We’ve classified the compounds using a traffic-light system:

Green: Mainly minor and infrequent reported side-effects. Users should check possible side-effects in the product information leaflet.

Amber: Commonly reported side-effects (even if they’re mainly minor symptoms) or more serious side-effects.

Red: Serious reported side-effects. Users should consider carefully before deciding whether to take these medicines.

Some compounds have very little information on side-effects so we’ve not been able to classify them. These compounds have been given an amber rating alongside the statement, ‘No information’.

It’s important to remember that most conventional medicines have side-effects, but we generally have more information to work out what these effects are and how often they happen.

How was the quality of the trial measured?

The quality of RCTs can vary, which affects how reliable the results are. The trials included in the report were judged based on a scoring system called the Jadad scale, which scores from 1 (very poor quality) to 5 (very good quality). To make it easier to use, we’ve collapsed the scale into two categories:

  • low quality (Jadad score below 3)
  • good/high quality (Jadad score 3 or above).

We’ve marked trials with low quality with the symbol‡. These studies were given a lower weighting when we came to our conclusions.

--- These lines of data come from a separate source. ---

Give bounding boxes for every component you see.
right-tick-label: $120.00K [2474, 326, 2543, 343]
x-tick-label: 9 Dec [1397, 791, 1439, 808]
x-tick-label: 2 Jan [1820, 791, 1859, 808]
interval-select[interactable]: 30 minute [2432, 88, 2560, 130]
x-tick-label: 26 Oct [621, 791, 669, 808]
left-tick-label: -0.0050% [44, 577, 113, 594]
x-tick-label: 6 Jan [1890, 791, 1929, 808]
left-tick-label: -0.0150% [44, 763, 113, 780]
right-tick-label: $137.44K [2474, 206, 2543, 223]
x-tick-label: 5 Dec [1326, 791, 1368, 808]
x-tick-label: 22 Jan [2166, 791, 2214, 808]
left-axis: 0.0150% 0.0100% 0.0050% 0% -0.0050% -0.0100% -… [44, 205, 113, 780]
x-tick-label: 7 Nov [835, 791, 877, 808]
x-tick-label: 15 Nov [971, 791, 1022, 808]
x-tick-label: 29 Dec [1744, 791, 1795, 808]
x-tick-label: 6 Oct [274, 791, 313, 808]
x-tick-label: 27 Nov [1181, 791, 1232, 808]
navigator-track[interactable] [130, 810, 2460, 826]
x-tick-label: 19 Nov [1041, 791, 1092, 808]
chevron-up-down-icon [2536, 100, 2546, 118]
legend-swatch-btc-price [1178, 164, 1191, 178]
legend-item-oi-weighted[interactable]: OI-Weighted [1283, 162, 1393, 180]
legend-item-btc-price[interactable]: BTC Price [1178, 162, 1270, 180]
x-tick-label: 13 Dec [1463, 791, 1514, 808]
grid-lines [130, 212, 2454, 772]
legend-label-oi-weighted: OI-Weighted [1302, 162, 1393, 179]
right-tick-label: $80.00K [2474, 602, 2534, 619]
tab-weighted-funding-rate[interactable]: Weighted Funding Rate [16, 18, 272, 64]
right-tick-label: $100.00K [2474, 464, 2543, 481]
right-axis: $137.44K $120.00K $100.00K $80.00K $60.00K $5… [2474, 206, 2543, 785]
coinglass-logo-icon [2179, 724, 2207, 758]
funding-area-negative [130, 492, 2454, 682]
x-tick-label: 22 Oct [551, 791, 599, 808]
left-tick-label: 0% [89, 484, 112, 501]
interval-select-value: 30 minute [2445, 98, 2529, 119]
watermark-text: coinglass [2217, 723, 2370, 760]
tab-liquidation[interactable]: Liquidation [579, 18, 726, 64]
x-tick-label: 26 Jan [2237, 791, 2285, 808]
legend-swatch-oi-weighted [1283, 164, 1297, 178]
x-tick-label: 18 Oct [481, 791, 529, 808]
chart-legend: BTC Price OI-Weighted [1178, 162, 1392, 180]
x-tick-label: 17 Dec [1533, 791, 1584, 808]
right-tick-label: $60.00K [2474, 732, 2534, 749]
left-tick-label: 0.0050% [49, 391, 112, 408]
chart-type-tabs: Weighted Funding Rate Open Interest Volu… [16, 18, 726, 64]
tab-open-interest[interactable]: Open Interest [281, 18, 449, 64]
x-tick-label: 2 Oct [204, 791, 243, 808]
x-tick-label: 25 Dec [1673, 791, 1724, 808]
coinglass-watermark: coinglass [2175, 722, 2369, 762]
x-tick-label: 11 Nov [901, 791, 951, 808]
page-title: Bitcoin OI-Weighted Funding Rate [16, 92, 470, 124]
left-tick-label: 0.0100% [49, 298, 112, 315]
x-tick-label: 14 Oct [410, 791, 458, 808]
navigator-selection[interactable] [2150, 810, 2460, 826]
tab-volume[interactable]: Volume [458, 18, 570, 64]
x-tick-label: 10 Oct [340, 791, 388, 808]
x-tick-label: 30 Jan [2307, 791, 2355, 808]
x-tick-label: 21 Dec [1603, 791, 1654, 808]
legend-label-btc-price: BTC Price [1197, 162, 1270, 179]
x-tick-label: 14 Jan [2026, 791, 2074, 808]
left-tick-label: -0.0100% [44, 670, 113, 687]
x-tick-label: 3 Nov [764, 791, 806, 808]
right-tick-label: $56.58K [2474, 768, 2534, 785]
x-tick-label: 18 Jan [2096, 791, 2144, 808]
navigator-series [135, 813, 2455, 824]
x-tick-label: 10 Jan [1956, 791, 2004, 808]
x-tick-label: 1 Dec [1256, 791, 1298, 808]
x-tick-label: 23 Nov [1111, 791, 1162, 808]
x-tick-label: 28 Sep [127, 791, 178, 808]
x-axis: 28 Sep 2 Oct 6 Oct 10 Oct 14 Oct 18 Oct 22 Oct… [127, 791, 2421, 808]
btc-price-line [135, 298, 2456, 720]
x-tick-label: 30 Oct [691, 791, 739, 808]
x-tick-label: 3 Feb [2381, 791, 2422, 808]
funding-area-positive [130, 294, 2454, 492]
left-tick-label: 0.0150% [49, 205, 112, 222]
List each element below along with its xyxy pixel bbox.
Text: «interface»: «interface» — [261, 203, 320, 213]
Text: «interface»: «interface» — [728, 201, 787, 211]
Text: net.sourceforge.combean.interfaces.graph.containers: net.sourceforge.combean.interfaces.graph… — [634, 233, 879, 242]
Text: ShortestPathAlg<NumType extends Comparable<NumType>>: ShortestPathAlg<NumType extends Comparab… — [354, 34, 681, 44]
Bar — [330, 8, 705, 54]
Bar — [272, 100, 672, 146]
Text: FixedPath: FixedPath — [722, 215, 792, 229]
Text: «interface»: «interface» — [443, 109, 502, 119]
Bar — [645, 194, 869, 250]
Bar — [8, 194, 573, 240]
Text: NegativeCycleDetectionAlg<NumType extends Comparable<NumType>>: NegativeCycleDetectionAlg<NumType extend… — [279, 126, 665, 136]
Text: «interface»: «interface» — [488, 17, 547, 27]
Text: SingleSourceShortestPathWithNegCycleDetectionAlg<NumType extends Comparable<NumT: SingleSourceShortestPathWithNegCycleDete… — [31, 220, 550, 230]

If you want to read more about this information, we’ve published the following papers:

  • Macfarlane GJ, El-Metwally A, De Silva V, Ernst E, Dowds GL, Moots RJ on behalf of the Arthritis Research UK Working Group on Complementary and Alternative Medicines. Evidence for the efficacy of complementary and alternative medicines in the management of rheumatoid arthritis: a systematic review. Rheumatology (Oxford). 2011; 50(9):1672–83.
  • De Silva V, El-Metwally A, Ernst E, Lewith G, Macfarlane GJ on behalf of Arthritis Research UK Working Group on Complementary and Alternative Medicines. Evidence for the efficacy of complementary and alternative medicines in the management of osteoarthritis: a systematic review. Rheumatology (Oxford). 2011; 50(5):911–20.
  • De Silva V, El-Metwally A, Ernst E, Lewith G, Macfarlane GJ on behalf of Arthritis Research UK Working Group on complementary and alternative medicines. Evidence for the efficacy of complementary and alternative medicines in the management of fibromyalgia: a systematic review. Rheumatology (Oxford). 2010; 49(6):1063–68.